Clandestina é a entrada ou permanência sub-reptícia, feita às ocultas, sorrateira, é aquela realizada ao avesso das vistas do morador. O agente penetra na casa sem ser visto ou nela se mantêm sem que o morador disto saiba (p.ex.: após entrar com permissão do morador, o agente se esconde debaixo de uma cama). É indiferente, no caso de entrada, que o criminoso utilize meio anormal de ingresso. Assim, tanto faz que entre pela porta da frente ou que destelhe a casa e nela ingresse. Todavia, se o criminoso se vale de violência contra a coisa, o crime torna-se qualificado, nos termos do § 1º, que brevemente ocupará nossa atenção.
Astuciosa é a conduta ludibriante, que induz o ofendido a erro, ao engano, à falsa percepção da realidade e, assim, exita o criminoso em obter, fraudulentamente, seu consentimento ou driblar, ardilosamente, sua vigilância. Observe bem: a astúcia pode servir, repito, para que o agente consiga permissão de entrar ou para escapar da vigilância do morador. Desta forma, comete o crime tanto o vigarista que ilude a vítima fazendo-se passar por fiscal da prefeitura e ingressando na residência sob a alegativa de realizar inspeção, como também o espertino que anuncia uma catástrofe ou um grave acidente na vizinhança, valendo-se da oportunidade em que determinado morador sai à rua no afã de ver o que tinha acontecido para entrar na casa desguarnecida.

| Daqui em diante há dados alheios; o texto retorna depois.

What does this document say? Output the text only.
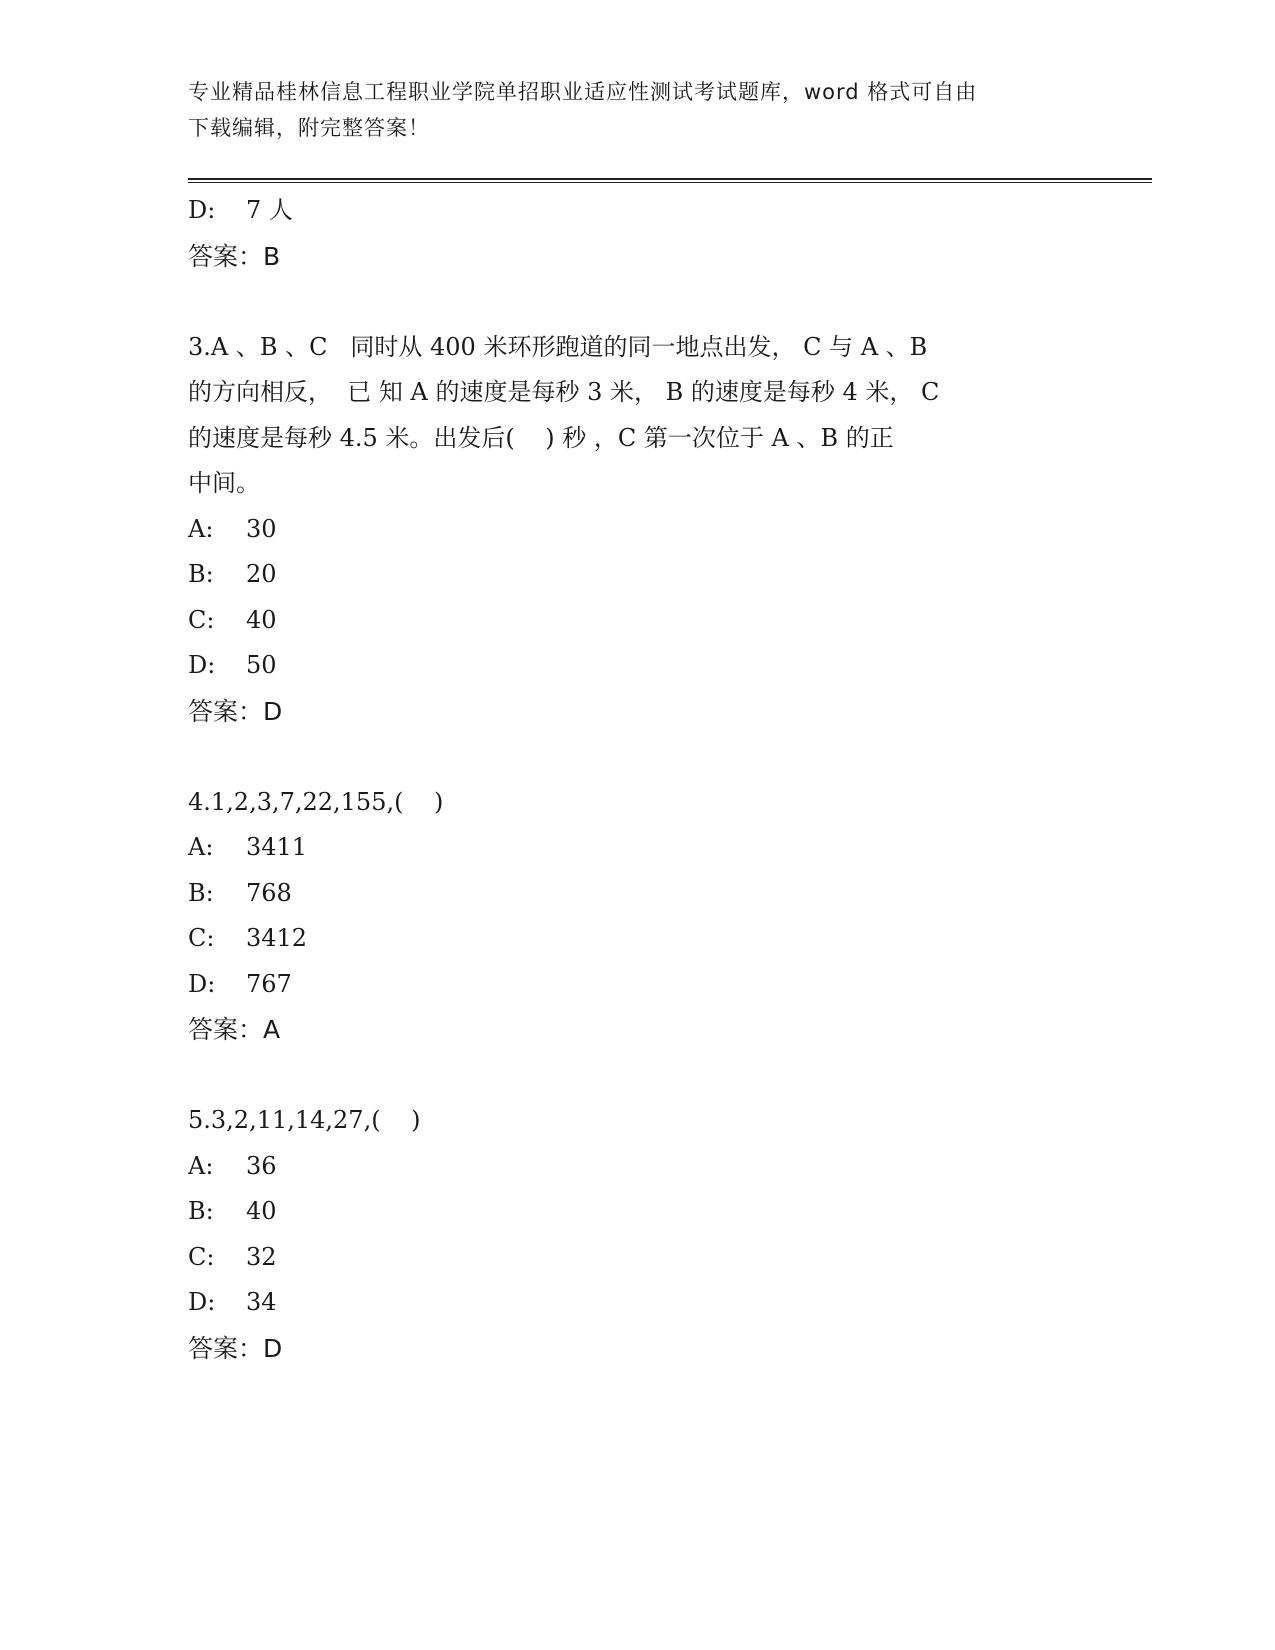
专业精品桂林信息工程职业学院单招职业适应性测试考试题库，word 格式可自由
下载编辑，附完整答案！
D:	7 人
答案：B
3.A 、B 、C   同时从 400 米环形跑道的同一地点出发， C 与 A 、B
的方向相反，  已 知 A 的速度是每秒 3 米， B 的速度是每秒 4 米， C
的速度是每秒 4.5 米。出发后(    ) 秒 ，C 第一次位于 A 、B 的正
中间。
A:	30
B:	20
C:	40
D:	50
答案：D
4.1,2,3,7,22,155,(    )
A:	3411
B:	768
C:	3412
D:	767
答案：A
5.3,2,11,14,27,(    )
A:	36
B:	40
C:	32
D:	34
答案：D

Por último, a lei trata da entrada ou permanência franca, isto é, de forma ostensiva, induvidosa, às escâncaras, o agente não esconde ou simula sua intenção; ao revés, desafia abertamente o dissenso do morador. Este lhe diz: “Não entre”, mas mesmo assim ele ingressa! Saiba que o dissenso pode ser expresso (como no exemplo imediatamente acima) ou tácito (quando se deduz pelas atitudes do morador (p.ex.: o morador mantém as portas fechadas, ou deixa os sistemas de alarme ligados, etc.), mas de qualquer sorte é essencial que exista o desacordo (dissenso) para a configuração da entrada ou permanência ostensiva (franca).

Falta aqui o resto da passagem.